Hay una forma de tristeza que solo conocen los países que alguna vez soñaron en grande. Argentina es uno de ellos. Supimos tener una autoestima colectiva que se apoyaba en el trabajo, en la educación como escalera social, en la palabra empeñada como garantía de futuro. Éramos una sociedad que se reconocía en ciertos valores simples: el esfuerzo, la familia, el saber compartir lo poco o lo mucho. Hoy, algo de eso se ha deshilachado, y no es solo por crisis económicas o vaivenes globales: es también porque olvidamos mirarnos con honestidad.

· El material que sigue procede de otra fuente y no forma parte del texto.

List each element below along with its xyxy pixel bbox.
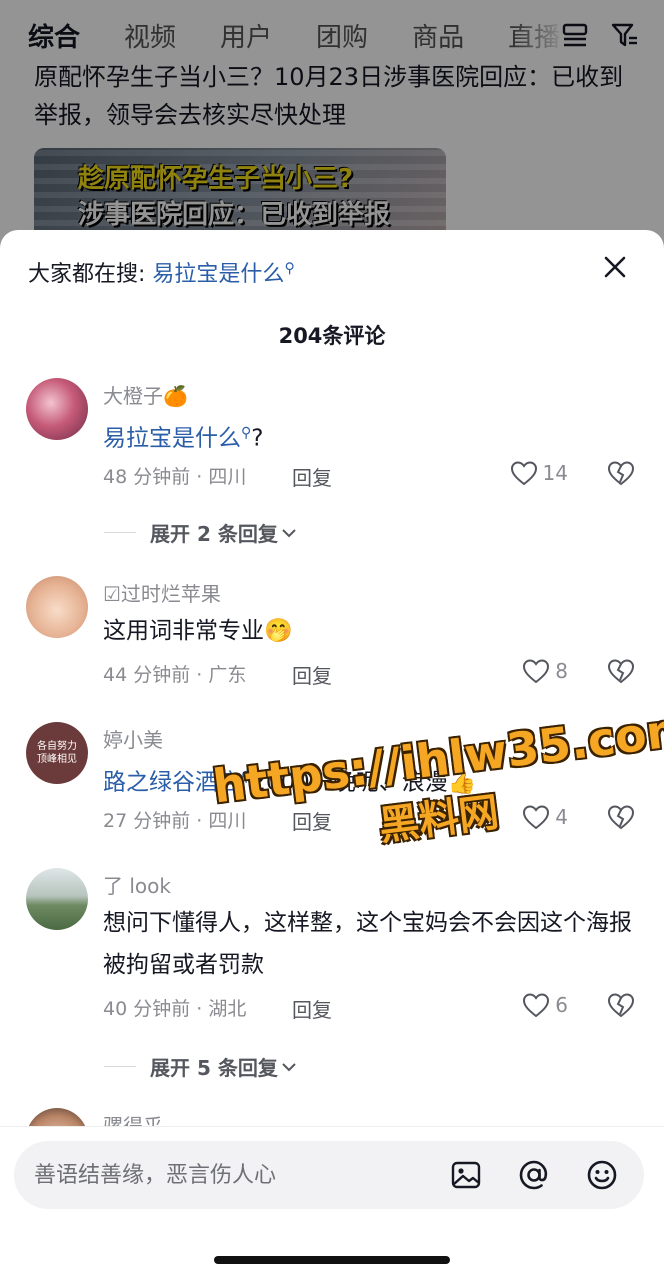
broken-heart-icon[interactable] — [606, 990, 636, 1020]
comment-username[interactable]: 婷小美 — [103, 724, 163, 753]
comment-input-box[interactable] — [14, 1141, 644, 1209]
broken-heart-icon[interactable] — [606, 656, 636, 686]
expand-replies-label: 展开 5 条回复 — [150, 1056, 278, 1080]
comment-meta: 44 分钟前 · 广东 — [103, 664, 247, 686]
emoji-icon[interactable] — [584, 1157, 620, 1193]
comment-text: 这用词非常专业🤭 — [103, 618, 293, 644]
expand-replies-label: 展开 2 条回复 — [150, 522, 278, 546]
comment-text: 易拉宝是什么⚲? — [103, 412, 633, 460]
comment-sheet: 大家都在搜: 易拉宝是什么⚲ 204条评论 大橙子🍊 易拉宝是什么⚲? 48 分… — [0, 230, 664, 1280]
comment-text: 想问下懂得人，这样整，这个宝妈会不会因这个海报被拘留或者罚款 — [103, 910, 632, 978]
heart-icon — [510, 461, 537, 486]
comment-text-body: ? — [251, 425, 264, 452]
like-count: 6 — [555, 993, 568, 1017]
watermark: https://ihlw35.com 黑料网 — [210, 701, 664, 889]
avatar[interactable] — [26, 868, 88, 930]
search-mini-icon: ⚲ — [284, 260, 295, 277]
avatar[interactable] — [26, 576, 88, 638]
like-button[interactable]: 8 — [521, 656, 568, 686]
like-button[interactable]: 6 — [521, 990, 568, 1020]
expand-replies[interactable]: 展开 5 条回复 — [104, 1052, 300, 1081]
reply-button[interactable]: 回复 — [292, 660, 332, 689]
comment-username[interactable]: ☑过时烂苹果 — [103, 578, 221, 607]
heart-icon — [523, 993, 550, 1018]
comment-username[interactable]: 了 look — [103, 870, 171, 899]
comment-count: 204条评论 — [278, 324, 386, 348]
search-mini-icon: ⚲ — [241, 425, 252, 441]
avatar[interactable] — [26, 378, 88, 440]
like-count: 8 — [555, 659, 568, 683]
comment-meta: 40 分钟前 · 湖北 — [103, 998, 247, 1020]
close-icon[interactable] — [600, 252, 630, 282]
like-button[interactable]: 14 — [509, 458, 568, 488]
chevron-down-icon — [282, 1062, 296, 1071]
hot-search-term[interactable]: 易拉宝是什么 — [152, 262, 284, 287]
chevron-down-icon — [282, 528, 296, 537]
dim-overlay[interactable] — [0, 0, 664, 260]
mention-icon[interactable] — [516, 1157, 552, 1193]
comment-search-link[interactable]: 易拉宝是什么 — [103, 426, 241, 452]
home-indicator — [214, 1256, 450, 1264]
hot-search-prefix: 大家都在搜: — [28, 262, 146, 287]
avatar[interactable]: 各自努力 顶峰相见 — [26, 722, 88, 784]
reply-button[interactable]: 回复 — [292, 462, 332, 491]
comment-meta: 48 分钟前 · 四川 — [103, 466, 247, 488]
comment-username[interactable]: 大橙子🍊 — [103, 380, 188, 409]
broken-heart-icon[interactable] — [606, 458, 636, 488]
hot-search: 大家都在搜: 易拉宝是什么⚲ — [28, 256, 295, 288]
avatar-text: 各自努力 顶峰相见 — [37, 741, 77, 765]
comment-input[interactable] — [34, 1155, 434, 1195]
like-count: 14 — [542, 461, 568, 485]
image-icon[interactable] — [448, 1157, 484, 1193]
heart-icon — [523, 659, 550, 684]
expand-replies[interactable]: 展开 2 条回复 — [104, 518, 300, 547]
reply-button[interactable]: 回复 — [292, 994, 332, 1023]
background-search-page: 综合 视频 用户 团购 商品 直播 原配怀孕生子当小三？10月23日涉事医院回应… — [0, 0, 664, 260]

La historia no es un museo de fechas ni un listado de próceres de mármol. Es una conversación entre generaciones. Y si uno escucha con atención, los ecos del pasado todavía tienen algo para decirnos. A principios del siglo XX, este país recibió millones de inmigrantes que venían a “hacerse la América”, y aquí lo lograban. No por magia, sino porque había un pacto invisible: quien trabajaba y se esforzaba podía progresar. Ese pacto hoy parece roto. No porque la gente haya perdido las ganas, sino porque muchos ya no creen que el esfuerzo tenga recompensa.
Las grietas más profundas no siempre son políticas: a veces son emocionales. La desconfianza se ha vuelto norma, el cinismo un escudo. Nos cuesta creer en el otro, en las instituciones, en las palabras. Hemos perdido algo esencial: la capacidad de proyectar a largo plazo. Vivimos como si el futuro fuera una amenaza, no una promesa. Y sin esa proyección —que es el alma del progreso— nos convertimos en sobrevivientes, no en ciudadanos.

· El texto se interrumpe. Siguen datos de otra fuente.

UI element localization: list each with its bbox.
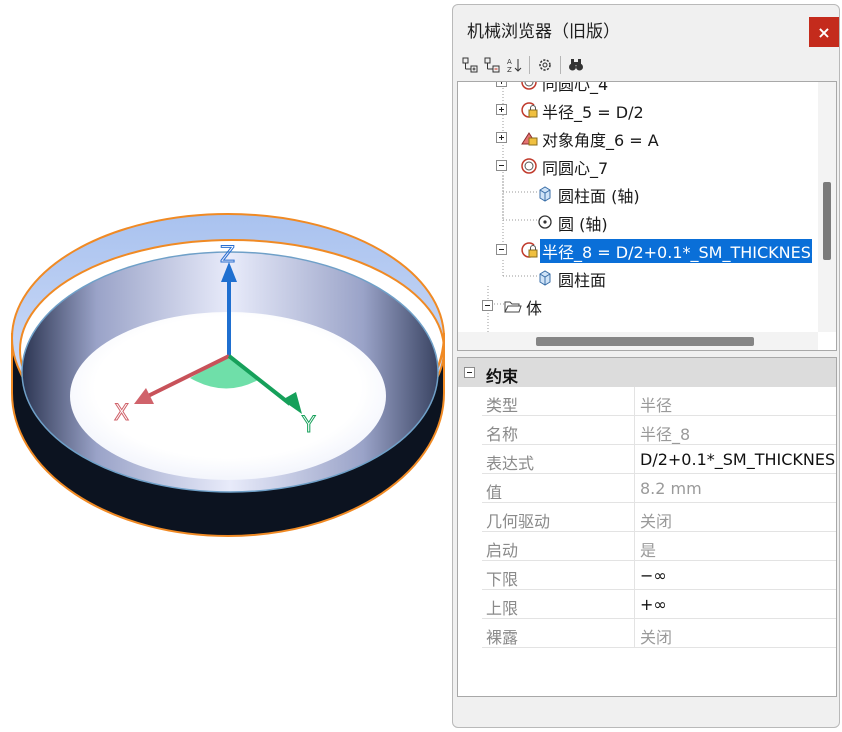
radius-lock-icon <box>521 102 538 118</box>
tree-item-label: 同圆心_7 <box>542 159 609 178</box>
property-row[interactable]: 下限 −∞ <box>482 561 836 590</box>
tree-item[interactable]: 同圆心_4 <box>458 81 818 96</box>
expand-toggle[interactable] <box>496 82 507 87</box>
tree-item[interactable]: 圆柱面 (轴) <box>458 180 818 208</box>
svg-text:A: A <box>507 58 512 66</box>
toolbar-separator <box>560 56 561 74</box>
column-divider <box>634 503 635 532</box>
tree-item-label: 半径_5 = D/2 <box>542 103 644 122</box>
tree-item-label: 圆柱面 (轴) <box>558 187 640 206</box>
column-divider <box>634 590 635 619</box>
circle-icon <box>538 215 552 229</box>
tree-item-label: 同圆心_4 <box>542 81 609 94</box>
tree-item-label: 半径_8 = D/2+0.1*_SM_THICKNESS <box>540 239 812 263</box>
expand-toggle[interactable] <box>496 132 507 143</box>
tree-item-label: 圆 (轴) <box>558 215 608 234</box>
y-axis-label: Y <box>301 413 316 438</box>
x-axis-label: X <box>114 401 129 426</box>
property-row[interactable]: 类型 半径 <box>482 387 836 416</box>
scrollbar-thumb[interactable] <box>536 337 754 346</box>
tree-collapse-icon[interactable] <box>481 54 503 76</box>
svg-text:Z: Z <box>507 66 512 73</box>
concentric-icon <box>521 158 537 174</box>
collapse-toggle[interactable] <box>496 244 507 255</box>
property-name: 下限 <box>486 570 519 589</box>
column-divider <box>634 561 635 590</box>
property-row[interactable]: 几何驱动 关闭 <box>482 503 836 532</box>
tree-item[interactable]: 对象角度_6 = A <box>458 124 818 152</box>
tree-item[interactable]: 同圆心_7 <box>458 152 818 180</box>
property-name: 类型 <box>486 396 519 415</box>
property-value: 半径_8 <box>640 425 691 444</box>
tree-item[interactable]: 体 <box>458 292 818 320</box>
property-value[interactable]: −∞ <box>640 566 667 585</box>
property-gutter <box>458 387 482 677</box>
browser-toolbar: AZ <box>459 53 587 77</box>
tree-item-label: 对象角度_6 = A <box>542 131 659 150</box>
column-divider <box>634 387 635 416</box>
concentric-icon <box>521 82 537 90</box>
property-name: 值 <box>486 483 503 502</box>
mechanical-browser-panel: 机械浏览器（旧版） × AZ 同圆心_4 半径_5 = D/2 对象角度_6 =… <box>452 4 840 728</box>
property-value: 关闭 <box>640 628 673 647</box>
property-row[interactable]: 上限 +∞ <box>482 590 836 619</box>
panel-title: 机械浏览器（旧版） <box>467 22 620 42</box>
settings-gear-icon[interactable] <box>534 54 556 76</box>
property-name: 上限 <box>486 599 519 618</box>
section-header[interactable]: 约束 <box>458 358 836 387</box>
close-button[interactable]: × <box>809 17 839 47</box>
sort-icon[interactable]: AZ <box>503 54 525 76</box>
close-icon: × <box>817 22 831 42</box>
scrollbar-thumb[interactable] <box>823 182 831 260</box>
ring-model[interactable]: Z X Y <box>0 0 452 732</box>
property-value: 关闭 <box>640 512 673 531</box>
tree-expand-icon[interactable] <box>459 54 481 76</box>
property-value: 半径 <box>640 396 673 415</box>
tree-item[interactable]: 半径_5 = D/2 <box>458 96 818 124</box>
tree-item-selected[interactable]: 半径_8 = D/2+0.1*_SM_THICKNESS <box>458 236 818 264</box>
tree-vertical-scrollbar[interactable] <box>818 82 836 332</box>
collapse-toggle[interactable] <box>482 300 493 311</box>
property-row[interactable]: 表达式 D/2+0.1*_SM_THICKNESS <box>482 445 836 474</box>
property-value[interactable]: D/2+0.1*_SM_THICKNESS <box>640 450 836 469</box>
property-row[interactable]: 名称 半径_8 <box>482 416 836 445</box>
tree-item-label: 圆柱面 <box>558 271 607 290</box>
radius-lock-icon <box>521 242 538 258</box>
expand-toggle[interactable] <box>496 104 507 115</box>
collapse-toggle[interactable] <box>464 367 475 378</box>
property-row[interactable]: 值 8.2 mm <box>482 474 836 503</box>
property-name: 名称 <box>486 425 519 444</box>
tree-item[interactable]: 圆 (轴) <box>458 208 818 236</box>
column-divider <box>634 416 635 445</box>
property-name: 几何驱动 <box>486 512 551 531</box>
binoculars-icon[interactable] <box>565 54 587 76</box>
angle-icon <box>521 132 538 146</box>
collapse-toggle[interactable] <box>496 160 507 171</box>
property-name: 裸露 <box>486 628 519 647</box>
cylinder-face-icon <box>539 270 551 286</box>
property-name: 表达式 <box>486 454 535 473</box>
property-value: 8.2 mm <box>640 479 702 498</box>
folder-open-icon <box>504 301 522 313</box>
property-row[interactable]: 裸露 关闭 <box>482 619 836 648</box>
properties-grid: 约束 类型 半径名称 半径_8 表达式 D/2+0.1*_SM_THICKNESS 值 8.… <box>457 357 837 697</box>
tree-item-label: 体 <box>526 299 543 318</box>
toolbar-separator <box>529 56 530 74</box>
section-title: 约束 <box>486 367 519 386</box>
property-name: 启动 <box>486 541 519 560</box>
z-axis-label: Z <box>220 243 235 268</box>
tree-item[interactable]: 圆柱面 <box>458 264 818 292</box>
property-row[interactable]: 启动 是 <box>482 532 836 561</box>
property-value[interactable]: +∞ <box>640 595 667 614</box>
feature-tree[interactable]: 同圆心_4 半径_5 = D/2 对象角度_6 = A 同圆心_7 圆柱面 (轴… <box>457 81 837 351</box>
panel-titlebar[interactable]: 机械浏览器（旧版） × <box>453 5 839 49</box>
column-divider <box>634 619 635 648</box>
cylinder-face-icon <box>539 186 551 202</box>
column-divider <box>634 532 635 561</box>
model-viewport[interactable]: Z X Y <box>0 0 452 732</box>
column-divider <box>634 445 635 474</box>
tree-horizontal-scrollbar[interactable] <box>458 332 818 350</box>
property-value: 是 <box>640 541 657 560</box>
column-divider <box>634 474 635 503</box>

Pero incluso en medio del desencanto, hay señales. En las aulas, donde un maestro se empeña en formar, aunque falten recursos. En los barrios, donde la solidaridad sigue siendo el músculo secreto de la convivencia. En las familias, que resisten, aunque la rutina duela. Hay algo en este pueblo que se niega a caer del todo. No es mística: es identidad. Y esa identidad, aunque herida, sigue viva.

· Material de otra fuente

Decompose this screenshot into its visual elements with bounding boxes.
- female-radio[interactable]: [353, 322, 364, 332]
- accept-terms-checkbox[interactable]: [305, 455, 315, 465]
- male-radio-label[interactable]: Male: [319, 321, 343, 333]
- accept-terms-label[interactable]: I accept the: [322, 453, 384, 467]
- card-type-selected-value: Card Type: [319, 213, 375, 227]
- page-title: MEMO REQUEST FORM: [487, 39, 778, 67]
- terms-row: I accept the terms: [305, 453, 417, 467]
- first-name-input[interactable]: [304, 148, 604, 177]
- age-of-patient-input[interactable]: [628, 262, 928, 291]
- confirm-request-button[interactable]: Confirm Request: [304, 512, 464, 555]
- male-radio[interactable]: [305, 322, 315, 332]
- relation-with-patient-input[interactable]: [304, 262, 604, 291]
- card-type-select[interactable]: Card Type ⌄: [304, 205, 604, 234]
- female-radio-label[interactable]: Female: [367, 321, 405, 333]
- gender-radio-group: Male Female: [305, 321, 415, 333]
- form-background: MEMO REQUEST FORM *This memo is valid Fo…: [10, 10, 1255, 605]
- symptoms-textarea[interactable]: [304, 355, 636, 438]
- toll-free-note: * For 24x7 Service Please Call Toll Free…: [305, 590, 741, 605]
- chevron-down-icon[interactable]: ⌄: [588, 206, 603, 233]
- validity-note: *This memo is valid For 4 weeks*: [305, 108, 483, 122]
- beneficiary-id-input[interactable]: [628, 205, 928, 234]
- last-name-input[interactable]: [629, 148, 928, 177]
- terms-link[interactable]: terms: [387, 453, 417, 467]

Por eso vale la pena insistir. No con consignas vacías, sino con memoria activa. No con nostalgia estéril, sino con compromiso real. La Argentina no necesita que la salven: necesita reencontrarse. Y eso empieza por cada uno de nosotros, con un gesto diario de dignidad, con una mirada menos hostil, con una pregunta menos cínica y una respuesta más generosa. A veces, volver a ser grandes es simplemente volver a ser buenos.